Big-name franchises can move some systems when they launch, but that's a very fleeting increase. And I'll grant that the strength of the software can help maintain high sales following a price cut...but they are rarely, if ever, the cause for a long-term sales boost.



are you kidding me? Then wat the hell did Wii Fit/Wii Sports Resort/SSBB/SMG+SMG2/MKWii/NSMBWii do? Next time think before you post , yesterday day just proved to anybody supporting this thread they were wrong wii u got games in US, and it went up 300%! Thats called Software boosting up Hardware buddy.


"long-term hardware sales."

Next time, read before you post.



Ummm Hellooooo? They are LONG-TERM hardware sales Software. Next time think b4 you post


Probably going to regret going to all of this effort, but...

Okay, now point at the graph and tell me where the long-term sales boost is.

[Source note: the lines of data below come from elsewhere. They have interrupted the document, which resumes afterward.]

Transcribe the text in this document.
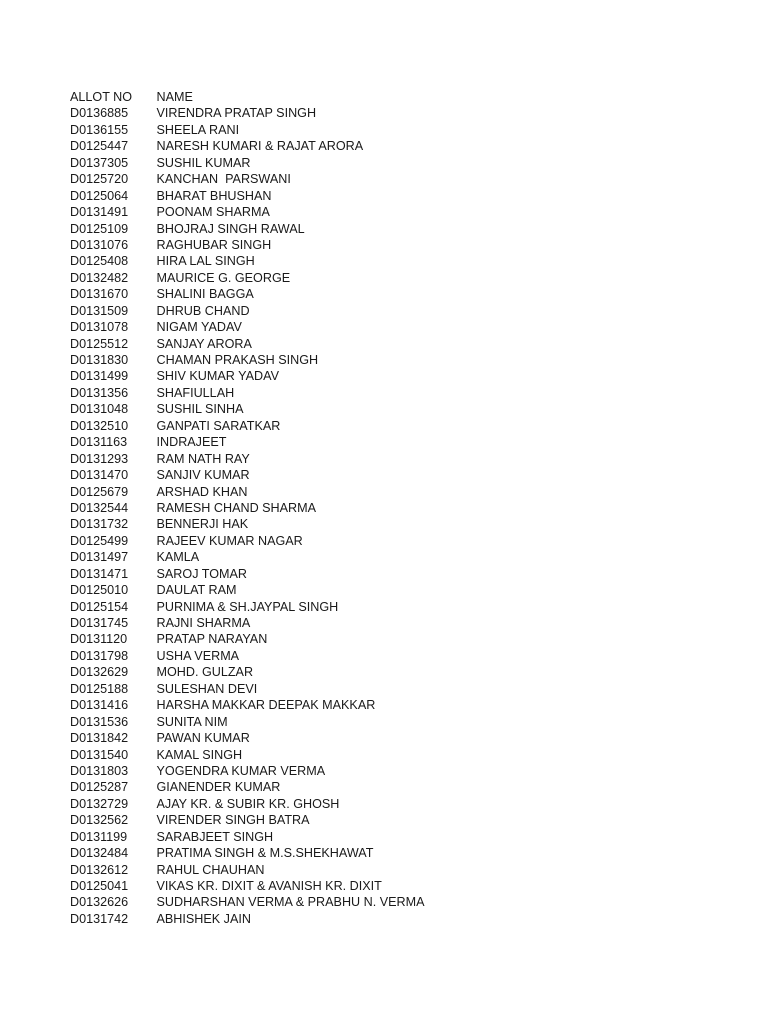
ALLOT NO	NAME
D0136885	VIRENDRA PRATAP SINGH
D0136155	SHEELA RANI
D0125447	NARESH KUMARI & RAJAT ARORA
D0137305	SUSHIL KUMAR
D0125720	KANCHAN  PARSWANI
D0125064	BHARAT BHUSHAN
D0131491	POONAM SHARMA
D0125109	BHOJRAJ SINGH RAWAL
D0131076	RAGHUBAR SINGH
D0125408	HIRA LAL SINGH
D0132482	MAURICE G. GEORGE
D0131670	SHALINI BAGGA
D0131509	DHRUB CHAND
D0131078	NIGAM YADAV
D0125512	SANJAY ARORA
D0131830	CHAMAN PRAKASH SINGH
D0131499	SHIV KUMAR YADAV
D0131356	SHAFIULLAH
D0131048	SUSHIL SINHA
D0132510	GANPATI SARATKAR
D0131163	INDRAJEET
D0131293	RAM NATH RAY
D0131470	SANJIV KUMAR
D0125679	ARSHAD KHAN
D0132544	RAMESH CHAND SHARMA
D0131732	BENNERJI HAK
D0125499	RAJEEV KUMAR NAGAR
D0131497	KAMLA
D0131471	SAROJ TOMAR
D0125010	DAULAT RAM
D0125154	PURNIMA & SH.JAYPAL SINGH
D0131745	RAJNI SHARMA
D0131120	PRATAP NARAYAN
D0131798	USHA VERMA
D0132629	MOHD. GULZAR
D0125188	SULESHAN DEVI
D0131416	HARSHA MAKKAR DEEPAK MAKKAR
D0131536	SUNITA NIM
D0131842	PAWAN KUMAR
D0131540	KAMAL SINGH
D0131803	YOGENDRA KUMAR VERMA
D0125287	GIANENDER KUMAR
D0132729	AJAY KR. & SUBIR KR. GHOSH
D0132562	VIRENDER SINGH BATRA
D0131199	SARABJEET SINGH
D0132484	PRATIMA SINGH & M.S.SHEKHAWAT
D0132612	RAHUL CHAUHAN
D0125041	VIKAS KR. DIXIT & AVANISH KR. DIXIT
D0132626	SUDHARSHAN VERMA & PRABHU N. VERMA
D0131742	ABHISHEK JAIN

O.o They all had major spikes but do you really expect them to sell the same number of hardware every week? Like EX SSB comes out hardware goes to 300k instead of normal 130k, then the next week to stay at 300k? No game does that, but it did have an impact on hardware for long term, not the major spike but overall yes. Wat are you trying to say? That wen a game comes out tne hardware has to stay at where the spike is?

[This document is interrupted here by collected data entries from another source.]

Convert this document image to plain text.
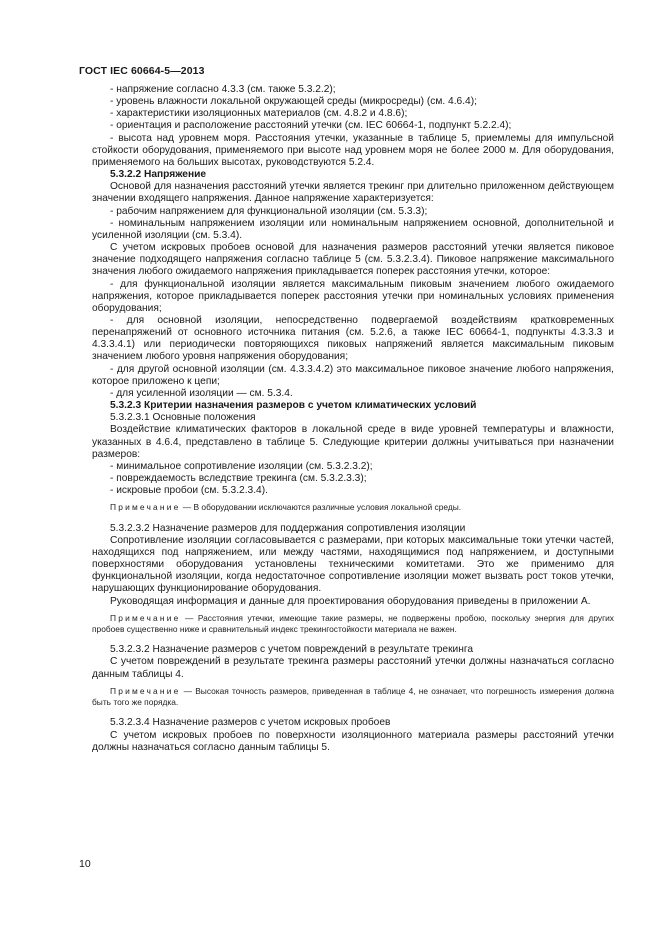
ГОСТ IEC 60664-5—2013

- напряжение согласно 4.3.3 (см. также 5.3.2.2);

- уровень влажности локальной окружающей среды (микросреды) (см. 4.6.4);

- характеристики изоляционных материалов (см. 4.8.2 и 4.8.6);

- ориентация и расположение расстояний утечки (см. IEC 60664-1, подпункт 5.2.2.4);

- высота над уровнем моря. Расстояния утечки, указанные в таблице 5, приемлемы для импульсной стойкости оборудования, применяемого при высоте над уровнем моря не более 2000 м. Для оборудования, применяемого на больших высотах, руководствуются 5.2.4.

5.3.2.2 Напряжение

Основой для назначения расстояний утечки является трекинг при длительно приложенном действующем значении входящего напряжения. Данное напряжение характеризуется:

- рабочим напряжением для функциональной изоляции (см. 5.3.3);

- номинальным напряжением изоляции или номинальным напряжением основной, дополнительной и усиленной изоляции (см. 5.3.4).

С учетом искровых пробоев основой для назначения размеров расстояний утечки является пиковое значение подходящего напряжения согласно таблице 5 (см. 5.3.2.3.4). Пиковое напряжение максимального значения любого ожидаемого напряжения прикладывается поперек расстояния утечки, которое:

- для функциональной изоляции является максимальным пиковым значением любого ожидаемого напряжения, которое прикладывается поперек расстояния утечки при номинальных условиях применения оборудования;

- для основной изоляции, непосредственно подвергаемой воздействиям кратковременных перенапряжений от основного источника питания (см. 5.2.6, а также IEC 60664-1, подпункты 4.3.3.3 и 4.3.3.4.1) или периодически повторяющихся пиковых напряжений является максимальным пиковым значением любого уровня напряжения оборудования;

- для другой основной изоляции (см. 4.3.3.4.2) это максимальное пиковое значение любого напряжения, которое приложено к цепи;

- для усиленной изоляции — см. 5.3.4.

5.3.2.3 Критерии назначения размеров с учетом климатических условий

5.3.2.3.1 Основные положения

Воздействие климатических факторов в локальной среде в виде уровней температуры и влажности, указанных в 4.6.4, представлено в таблице 5. Следующие критерии должны учитываться при назначении размеров:

- минимальное сопротивление изоляции (см. 5.3.2.3.2);

- повреждаемость вследствие трекинга (см. 5.3.2.3.3);

- искровые пробои (см. 5.3.2.3.4).

Примечание — В оборудовании исключаются различные условия локальной среды.

5.3.2.3.2 Назначение размеров для поддержания сопротивления изоляции

Сопротивление изоляции согласовывается с размерами, при которых максимальные токи утечки частей, находящихся под напряжением, или между частями, находящимися под напряжением, и доступными поверхностями оборудования установлены техническими комитетами. Это же применимо для функциональной изоляции, когда недостаточное сопротивление изоляции может вызвать рост токов утечки, нарушающих функционирование оборудования.

Руководящая информация и данные для проектирования оборудования приведены в приложении А.

Примечание — Расстояния утечки, имеющие такие размеры, не подвержены пробою, поскольку энергия для других пробоев существенно ниже и сравнительный индекс трекингостойкости материала не важен.

5.3.2.3.2 Назначение размеров с учетом повреждений в результате трекинга

С учетом повреждений в результате трекинга размеры расстояний утечки должны назначаться согласно данным таблицы 4.

Примечание — Высокая точность размеров, приведенная в таблице 4, не означает, что погрешность измерения должна быть того же порядка.

5.3.2.3.4 Назначение размеров с учетом искровых пробоев

С учетом искровых пробоев по поверхности изоляционного материала размеры расстояний утечки должны назначаться согласно данным таблицы 5.

10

I'd shun to think anyone here would have expectations that stupidly high; that's not how the market works. But a long-term increase would be one which lasts after sales have stabilized, and leaves sales higher than they were. If a game started at 100k, increased to 200k, and then stabilized at 150k, then it would be a long-term increase.

That didn't happen here. Sales fluctuated wildly all through the first half of the year; partly, I imagine, because stores kepd having to restock, but mostly because every month there was a new, big game coming out. But just a few weeks after the last one came out...sales dropped down to about where they had been before, and they STAYED there. Every single one of the games you listed provided a huge short-term sales boom, but none of them could sustain it for more than a few weeks before the baseline dropped back to normal.

To put it in perspective, the 3DS XL provided a long-term boost to sales. Sales were around 120,000, and then after it came out, sales jumped to 350,000, then back down to around 200,000, and it stabilized there.